WATSON: Omar says he was a member of a 15-person team working under long-time government spokeswoman Bouthaina Shaaban. When high-ranking officials like the former prime minister defected, Omar's job was to trash the defectors' reputations.

OMAR (through translator): We contacted regime loyalists from Lebanon and Syria to appear as guests on Al Jazeera and Al Arabiya to say these defectors were bad and corrupt.

WATSON: But now Omar is one of those defectors, and he's offering details, impossible for CNN to independently verify, about how the Syrian president has coped with the uprising.

WATSON (on camera): How did Bashar al-Assad's behavior change over the last year and a half?

OMAR (through translator): He seemed worried all day long. We rarely saw him smiling. He paced up and down the corridors and started out the windows at Damascus, and he was always anxious and tense. One day, I saw him kick a table. He was cursing and swearing against the Syrian people.

WATSON (voice-over): Omar shows photos of himself with top Iranian officials, like the Iranian ambassadors to Damascus and Beirut.

WATSON (on camera): Were the Iranians meeting with Bashar al-Assad frequently?

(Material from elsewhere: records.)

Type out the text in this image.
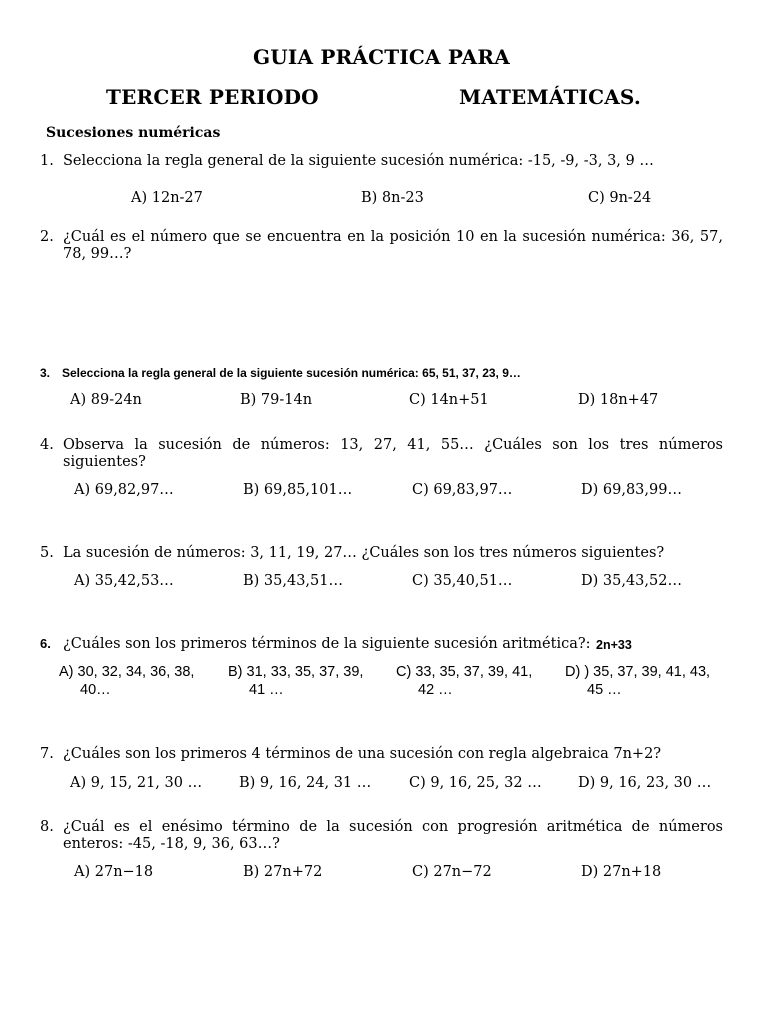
GUIA PRÁCTICA PARA
TERCER PERIODO	MATEMÁTICAS.
Sucesiones numéricas
1. Selecciona la regla general de la siguiente sucesión numérica: -15, -9, -3, 3, 9 …
A) 12n-27	B) 8n-23	C) 9n-24
2. ¿Cuál es el número que se encuentra en la posición 10 en la sucesión numérica: 36, 57,
78, 99…?
3. Selecciona la regla general de la siguiente sucesión numérica: 65, 51, 37, 23, 9…
A) 89-24n	B) 79-14n	C) 14n+51	D) 18n+47
4. Observa la sucesión de números: 13, 27, 41, 55… ¿Cuáles son los tres números
siguientes?
A) 69,82,97…	B) 69,85,101…	C) 69,83,97…	D) 69,83,99…
5. La sucesión de números: 3, 11, 19, 27… ¿Cuáles son los tres números siguientes?
A) 35,42,53…	B) 35,43,51…	C) 35,40,51…	D) 35,43,52…
6. ¿Cuáles son los primeros términos de la siguiente sucesión aritmética?: 2n+33
A) 30, 32, 34, 36, 38,
40…
B) 31, 33, 35, 37, 39,
41 …
C) 33, 35, 37, 39, 41,
42 …
D) ) 35, 37, 39, 41, 43,
45 …
7. ¿Cuáles son los primeros 4 términos de una sucesión con regla algebraica 7n+2?
A) 9, 15, 21, 30 …	B) 9, 16, 24, 31 …	C) 9, 16, 25, 32 …	D) 9, 16, 23, 30 …
8. ¿Cuál es el enésimo término de la sucesión con progresión aritmética de números
enteros: -45, -18, 9, 36, 63…?
A) 27n−18	B) 27n+72	C) 27n−72	D) 27n+18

WATSON (voice-over): "Almost daily," he tells me. "Four and five times a week."

Omar says the biggest crisis came in July, after a bombing killed this man, presidential security advisor Hassan Turkmani, as well as three other top security officials. He says the bombing also seriously wounded Assad's brother, Maher, a military commander who hasn't been seen in public in months.

OMAR (through translator): Two days after he returned from medical treatment in Russia, Maher al-Assad came to the presidential palace. He had lost his left leg in the bombing and also the use of his left arm.

WATSON (on camera): Last month, Omar defected and fled to his hometown of Atarib in northern Syria, now a ghost town devastated by the civil war.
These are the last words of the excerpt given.